After every 4th of July weekend there are a number of stupid people and firecracker stories but this year Devon Staples from Maine takes the home the grand prize. He would if he was still with us but somebody thought they would launch a firecracker off of their head and was killed instantly. Not just any firecracker it was a mortar tube. I would wager a bet that Devon now knows how mortar tubes work. His brother reported to a new station that he was holding a lighter when the mortar tube accidentally went off.
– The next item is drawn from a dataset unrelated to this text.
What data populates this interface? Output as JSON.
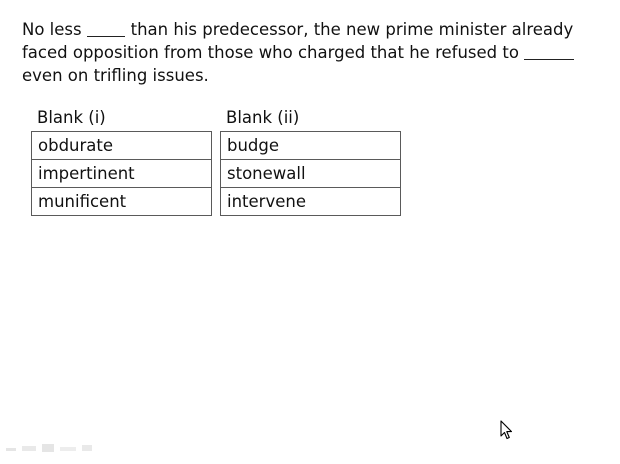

When there are signs up stating no swimming because of dangerous alligators why would you jump in the water? What would posses you to yell “f” the alligators and jump in the water with them? You could ask 28 year old Tommie Woodward of Texas except for the fact that he was eaten by those alligators. Despite warning placed on signs and from other people Tommie decided to roll the dice and swim with the alligators. The following quote pretty much sums things up. In the end at least Tommie became the first alligator fatality in Texas since 1836, so at least he’s got that going for him.
Justice of the Peace Rodney Price claimed:
He removed his shirt, removed his billfold … someone shouted a warning and he said ‘blank the alligators’ and jumped in to the water and almost immediately yelled for help.